Again, it’s not about institutional growth; it’s about the depth of moral and spiritual development of the people involved. The whole task of any church is building love between each other. The reason the New Testament churches didn’t have denominations was not because they were all of one doctrine. It was because they knew that being together was the whole point, not some imaginary orthodoxy. There was a flexibility about what people believed.

Yes, Paul addressed factions within the body, but was quite willing to simply let people go when their distinctions disrupted the community. There are things you don’t transgress; most of the Old Covenant based on violating underlying moral truth inherent in Creation itself. If you ignore those boundaries, you are fighting reality itself.

The First Century Christians had a much stronger conceptual distinction between doctrine and theology. Doctrine means understanding what Christ taught without intellectual embellishment. Some questions will never be answered to our satisfaction. This is why our Radix Fidem community works so hard at recovering the Hebrew mindset of Jesus and His disciples. The fundamental assumptions of ancient Hebrew people were radically different from those of Americans today. We keep demanding definitions that they never would have dared to ask. The question was never a matter of what’s in your head, but what’s in your heart.
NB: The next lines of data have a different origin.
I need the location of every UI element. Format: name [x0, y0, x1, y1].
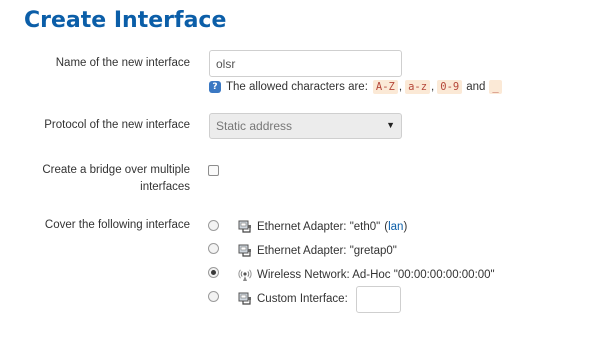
- dropdown-caret-icon: ▼: [386, 120, 395, 130]
- page-title: Create Interface: [24, 8, 227, 33]
- bridge-label-line1: Create a bridge over multiple: [42, 164, 190, 176]
- allowed-underscore: _: [489, 80, 502, 94]
- bridge-checkbox[interactable]: [208, 165, 219, 176]
- cover-label: Cover the following interface: [44, 219, 190, 231]
- wireless-icon: [238, 269, 252, 281]
- hint-comma: ,: [431, 81, 435, 93]
- allowed-digits: 0-9: [437, 80, 463, 94]
- protocol-label: Protocol of the new interface: [44, 119, 190, 131]
- bridge-label-line2: interfaces: [140, 181, 190, 193]
- cover-radio-wireless[interactable]: [208, 267, 219, 278]
- cover-option-custom[interactable]: Custom Interface:: [238, 291, 348, 307]
- cover-option-gretap0[interactable]: Ethernet Adapter: "gretap0": [238, 243, 397, 259]
- hint-prefix: The allowed characters are:: [226, 81, 368, 93]
- option-label: Custom Interface:: [257, 293, 348, 305]
- ethernet-icon: [238, 292, 251, 305]
- allowed-lowercase: a-z: [405, 80, 431, 94]
- cover-radio-eth0[interactable]: [208, 220, 219, 231]
- help-icon: ?: [209, 81, 221, 93]
- protocol-selected-value: Static address: [216, 119, 293, 133]
- bridge-label: Create a bridge over multiple interfaces: [42, 162, 190, 196]
- hint-and: and: [466, 81, 486, 93]
- cover-radio-custom[interactable]: [208, 291, 219, 302]
- cover-option-eth0[interactable]: Ethernet Adapter: "eth0" ( lan ): [238, 219, 407, 235]
- link-close-paren: ): [403, 221, 408, 233]
- interface-name-input[interactable]: [209, 50, 402, 77]
- allowed-characters-hint: ? The allowed characters are: A-Z , a-z …: [209, 79, 502, 95]
- lan-link[interactable]: lan: [388, 221, 403, 233]
- custom-interface-input[interactable]: [356, 286, 401, 313]
- cover-option-wireless[interactable]: Wireless Network: Ad-Hoc "00:00:00:00:00…: [238, 267, 495, 283]
- hint-comma: ,: [398, 81, 403, 93]
- ethernet-icon: [238, 244, 251, 257]
- ethernet-icon: [238, 220, 251, 233]
- allowed-uppercase: A-Z: [372, 80, 398, 94]
- protocol-select[interactable]: Static address ▼: [209, 113, 402, 139]
- option-label: Ethernet Adapter: "gretap0": [257, 245, 397, 257]
- option-label: Wireless Network: Ad-Hoc "00:00:00:00:00…: [257, 269, 495, 281]
- option-label: Ethernet Adapter: "eth0": [257, 221, 381, 233]
- cover-radio-gretap0[interactable]: [208, 243, 219, 254]
- name-label: Name of the new interface: [55, 57, 190, 69]
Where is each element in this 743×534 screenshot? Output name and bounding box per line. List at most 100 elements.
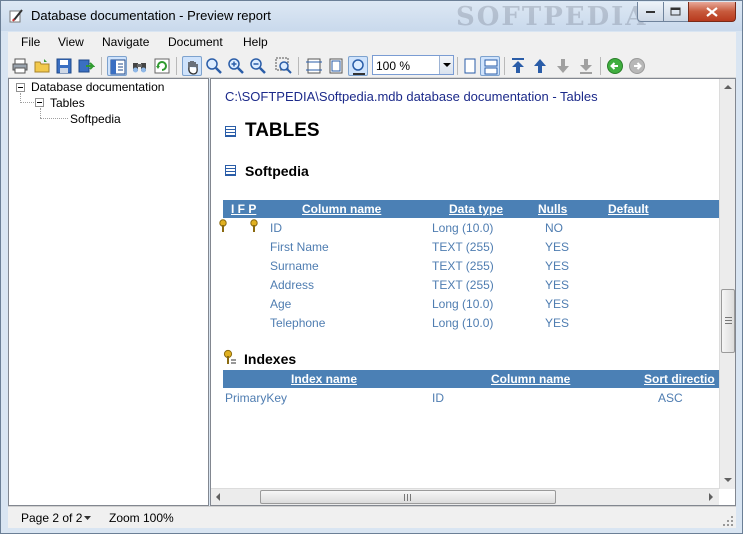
fit-width-button[interactable] (304, 56, 324, 76)
data-type-header: Data type (449, 202, 504, 216)
tree-node-tables[interactable]: Tables (50, 96, 85, 110)
column-type: TEXT (255) (432, 259, 494, 273)
page-indicator[interactable]: Page 2 of 2 (21, 511, 82, 525)
minimize-icon (645, 10, 655, 13)
column-name: ID (270, 221, 282, 235)
refresh-icon (154, 58, 170, 74)
scroll-right-icon[interactable] (709, 493, 713, 501)
horizontal-scrollbar[interactable] (211, 488, 719, 505)
zoom-rect-button[interactable] (274, 56, 294, 76)
column-type: TEXT (255) (432, 278, 494, 292)
tree-node-softpedia[interactable]: Softpedia (70, 112, 121, 126)
menu-help[interactable]: Help (243, 35, 268, 49)
column-type: Long (10.0) (432, 221, 494, 235)
horizontal-scroll-thumb[interactable] (260, 490, 556, 504)
prev-page-button[interactable] (530, 56, 550, 76)
minimize-button[interactable] (637, 2, 664, 22)
column-nulls: YES (545, 297, 570, 311)
zoom-in-icon (206, 58, 222, 74)
index-name: PrimaryKey (225, 391, 288, 405)
hand-tool-button[interactable] (182, 56, 202, 76)
menu-bar: File View Navigate Document Help (8, 32, 736, 53)
watermark-logo: SOFTPEDIA (456, 2, 648, 32)
save-button[interactable] (54, 56, 74, 76)
two-page-button[interactable] (480, 56, 500, 76)
open-button[interactable] (32, 56, 52, 76)
scroll-up-icon[interactable] (724, 85, 732, 89)
column-type: Long (10.0) (432, 297, 494, 311)
index-key-icon (223, 349, 236, 364)
toggle-tree-button[interactable] (107, 56, 127, 76)
collapse-icon[interactable] (35, 98, 44, 107)
index-name-header: Index name (291, 372, 358, 386)
sort-direction-header: Sort directio (644, 372, 715, 386)
export-button[interactable] (76, 56, 96, 76)
document-preview: C:\SOFTPEDIA\Softpedia.mdb database docu… (210, 78, 736, 506)
back-icon (607, 58, 623, 74)
fit-page-button[interactable] (326, 56, 346, 76)
zoom-rect-icon (275, 57, 292, 74)
print-icon (12, 58, 28, 74)
scroll-down-icon[interactable] (724, 478, 732, 482)
maximize-icon (670, 7, 681, 15)
chevron-down-icon[interactable] (439, 56, 453, 74)
menu-file[interactable]: File (21, 35, 40, 49)
column-nulls: YES (545, 316, 570, 330)
zoom-in-plus-button[interactable] (226, 56, 246, 76)
column-type: Long (10.0) (432, 316, 494, 330)
vertical-scroll-thumb[interactable] (721, 289, 735, 353)
forward-button[interactable] (627, 56, 647, 76)
column-nulls: YES (545, 259, 570, 273)
menu-view[interactable]: View (58, 35, 84, 49)
nulls-header: Nulls (538, 202, 568, 216)
zoom-value: 100 % (376, 59, 411, 73)
maximize-button[interactable] (663, 2, 689, 22)
zoom-in-button[interactable] (204, 56, 224, 76)
first-page-icon (512, 58, 524, 73)
column-name: Address (270, 278, 315, 292)
navigation-tree: Database documentation Tables Softpedia (8, 78, 209, 506)
app-window: Database documentation - Preview report … (0, 0, 743, 534)
column-type: TEXT (255) (432, 240, 494, 254)
collapse-icon[interactable] (16, 83, 25, 92)
last-page-button[interactable] (576, 56, 596, 76)
print-button[interactable] (10, 56, 30, 76)
default-header: Default (608, 202, 649, 216)
menu-navigate[interactable]: Navigate (102, 35, 149, 49)
next-page-button[interactable] (553, 56, 573, 76)
first-page-button[interactable] (508, 56, 528, 76)
status-bar: Page 2 of 2 Zoom 100% (8, 506, 736, 528)
chevron-down-icon[interactable] (84, 516, 91, 520)
column-nulls: YES (545, 240, 570, 254)
document-path: C:\SOFTPEDIA\Softpedia.mdb database docu… (225, 89, 598, 104)
zoom-out-icon (250, 58, 266, 74)
zoom-100-button[interactable] (348, 56, 368, 76)
find-icon (133, 63, 146, 73)
forward-icon (629, 58, 645, 74)
single-page-icon (464, 58, 476, 74)
index-column: ID (432, 391, 444, 405)
back-button[interactable] (605, 56, 625, 76)
refresh-button[interactable] (152, 56, 172, 76)
menu-document[interactable]: Document (168, 35, 223, 49)
zoom-out-button[interactable] (248, 56, 268, 76)
single-page-button[interactable] (460, 56, 480, 76)
zoom-select[interactable]: 100 % (372, 55, 454, 75)
close-button[interactable] (688, 2, 736, 22)
column-name: Age (270, 297, 292, 311)
tree-node-root[interactable]: Database documentation (31, 80, 164, 94)
scroll-left-icon[interactable] (216, 493, 220, 501)
index-sort: ASC (658, 391, 683, 405)
hand-tool-icon (188, 61, 198, 75)
vertical-scrollbar[interactable] (719, 79, 735, 489)
resize-grip-icon[interactable] (723, 516, 734, 527)
table-name-heading: Softpedia (245, 163, 309, 179)
column-name: Surname (270, 259, 319, 273)
close-icon (706, 6, 718, 17)
open-icon (34, 59, 50, 73)
app-icon (9, 9, 23, 23)
column-nulls: YES (545, 278, 570, 292)
table-section-icon (225, 126, 236, 137)
find-button[interactable] (130, 56, 150, 76)
next-page-icon (557, 59, 569, 73)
That job is hard enough without complicating it with analytical structuring so common in the West. We don’t need precise intellectual definitions; we need guidance in the one and only task of living in harmony with each other. An awful lot of biblical doctrine leaves intellectual questions hanging by design. Feel free to organize it internally so that you can implement the requirements. Just keep in mind that your internal rational considerations may not work for someone else. There is no need for uniformity in some questions.

Under the cover of intellectual organization is the awful temptation to take yourself and your talents too seriously. You must learn to live with the irritation of something seeming to you so crystal clear and reasonable, while it doesn’t work for someone you are obliged to work with in keeping community alive. People can embrace you without accepting your reasoning; it’s not a rejection of you.

Your church should not be an institution organized to accomplish concrete goals. A church does not require the kind of formal order needed for businesses to profit. Church is a family household, including people who are born sometimes very different from you. The mandate is to care for them the way households are morally obliged to handle varied temperaments and drives. Moment by moment, you must keep alive the kind of negotiated peace that allows kids to thrive and develop into functioning members of the household community.

And their only function is living together in the peace of God. Yes, there are boundaries and exclusions. The atmosphere should encourage people to play along until they simply cannot. This should be paramount in the minds of the elders and pastors. Don’t follow leaders who cannot get that. Shepherds are the folk with some expertise on keeping the flock healthy as a whole.